• Syrie : Juppé dénonce "le silence inacceptable"

    Syrie : Juppé dénonce "le silence inacceptable" du Conseil de sécurité de l'ONU

    LEMONDE.FR avec AFP | 19.09.11 | 14h37   •  Mis à jour le 19.09.11 | 20h01

    Un Syrien passe devant une affiche à l'effigie du président syrien Bachar Al-Assad, à Damas.

    Un Syrien passe devant une affiche à l'effigie du président syrien Bachar Al-Assad, à Damas.
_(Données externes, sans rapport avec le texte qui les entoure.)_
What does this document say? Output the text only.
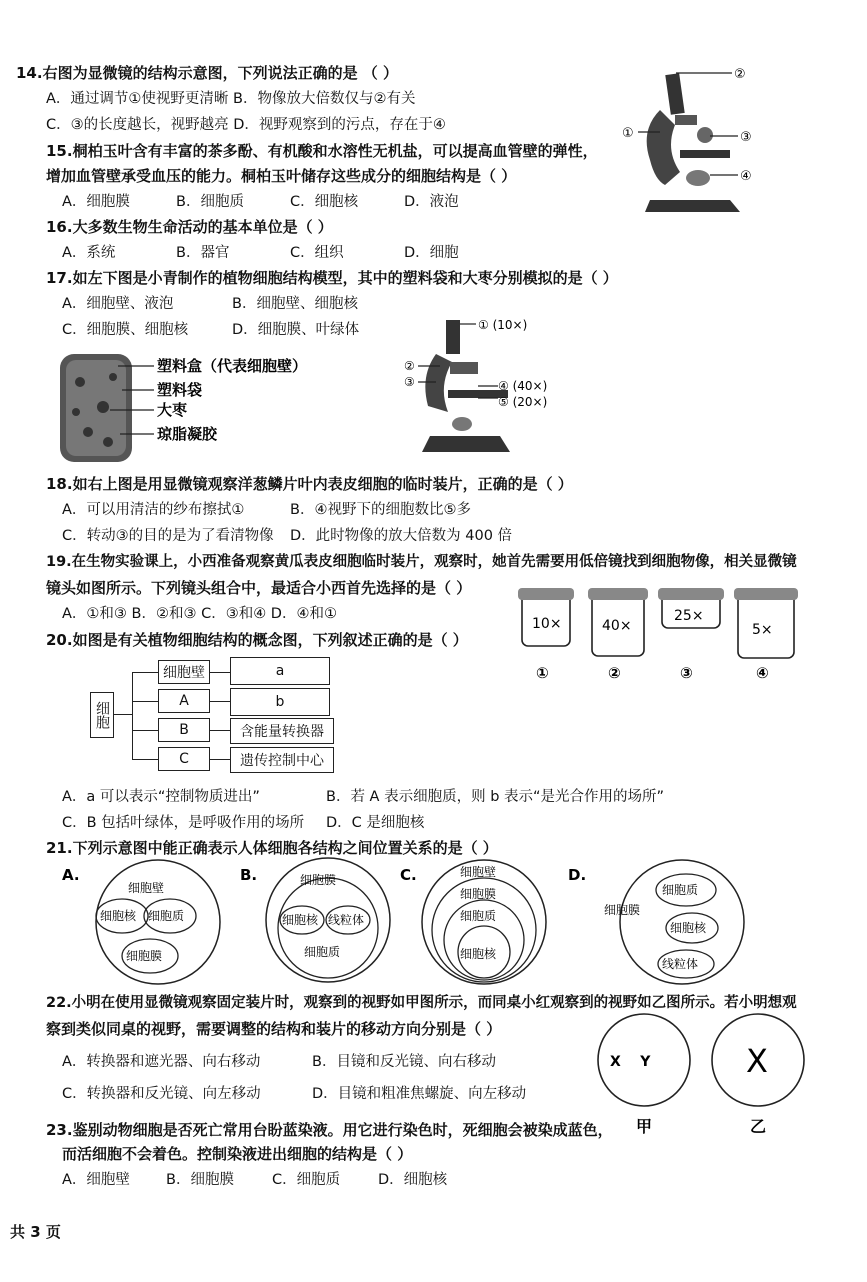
14.右图为显微镜的结构示意图，下列说法正确的是 （ ）
A．通过调节①使视野更清晰 B．物像放大倍数仅与②有关
C．③的长度越长，视野越亮 D．视野观察到的污点，存在于④
①
②
③
④
15.桐柏玉叶含有丰富的茶多酚、有机酸和水溶性无机盐，可以提高血管壁的弹性，
增加血管壁承受血压的能力。桐柏玉叶储存这些成分的细胞结构是（ ）
A．细胞膜	B．细胞质	C．细胞核	D．液泡
16.大多数生物生命活动的基本单位是（ ）
A．系统	B．器官	C．组织	D．细胞
17.如左下图是小青制作的植物细胞结构模型，其中的塑料袋和大枣分别模拟的是（ ）
A．细胞壁、液泡	B．细胞壁、细胞核
C．细胞膜、细胞核	D．细胞膜、叶绿体
塑料盒（代表细胞壁）
塑料袋
大枣
琼脂凝胶
① (10×)
②
③	④ (40×)
⑤ (20×)
18.如右上图是用显微镜观察洋葱鳞片叶内表皮细胞的临时装片，正确的是（ ）
A．可以用清洁的纱布擦拭①	B．④视野下的细胞数比⑤多
C．转动③的目的是为了看清物像 D．此时物像的放大倍数为 400 倍
19.在生物实验课上，小西准备观察黄瓜表皮细胞临时装片，观察时，她首先需要用低倍镜找到细胞物像，相关显微镜
镜头如图所示。下列镜头组合中，最适合小西首先选择的是（ ）
A．①和③ B．②和③ C．③和④ D．④和①
10×
①
40×
②
25×
③
5×
④
20.如图是有关植物细胞结构的概念图，下列叙述正确的是（ ）
细胞
细胞壁
A
B
C
a
b
含能量转换器
遗传控制中心
A．a 可以表示“控制物质进出”	B．若 A 表示细胞质，则 b 表示“是光合作用的场所”
C．B 包括叶绿体，是呼吸作用的场所 D．C 是细胞核
21.下列示意图中能正确表示人体细胞各结构之间位置关系的是（ ）
A.
细胞壁
细胞核 细胞质
细胞膜
B.	细胞膜
细胞核 线粒体
细胞质
C.	细胞壁
细胞膜
细胞质
细胞核
D.
细胞质
细胞膜
细胞核
线粒体
22.小明在使用显微镜观察固定装片时，观察到的视野如甲图所示，而同桌小红观察到的视野如乙图所示。若小明想观
察到类似同桌的视野，需要调整的结构和装片的移动方向分别是（ ）
A．转换器和遮光器、向右移动	B．目镜和反光镜、向右移动
C．转换器和反光镜、向左移动	D．目镜和粗准焦螺旋、向左移动
X    Y	X
甲	乙
23.鉴别动物细胞是否死亡常用台盼蓝染液。用它进行染色时，死细胞会被染成蓝色，
而活细胞不会着色。控制染液进出细胞的结构是（ ）
A．细胞壁 B．细胞膜	C．细胞质	D．细胞核
共 3 页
AP/Muzaffar Salman

    Alors que la repression se poursuit en Syrie, le ministre des affaires étrangères français, Alain Juppé, a de nouveau dénoncé, lundi 19 septembre à New York, "le silence inacceptable" du Conseil de sécurité de l'ONU.

    M. Juppé, qui s'exprimait devant le Conseil des relations étrangères (CFR), un centre de réflexion américain, en marge de l'assemblée générale des Nations unies, a qualifié la réponse du régime syrien au mouvement de contestation qui agite le pays depuis mi-mars de "crimes contre l'humanité".

    L'URGENCE D'UNE RÉPONSE INTERNATIONALE

    De son côté, le Conseil des droits de l'homme de l'ONU a appelé lundi à une réponse internationale pour améliorer la "situation désastreuse" en Syrie. "Malgré la pression croissante de la communauté internationale au cours des six derniers mois depuis le début des manifestations, la répression sanglante en Syrie s'est intensifiée", a déclaré la haut-commissaire adjointe aux droits de l'homme, Mme Kang Kyung-wha.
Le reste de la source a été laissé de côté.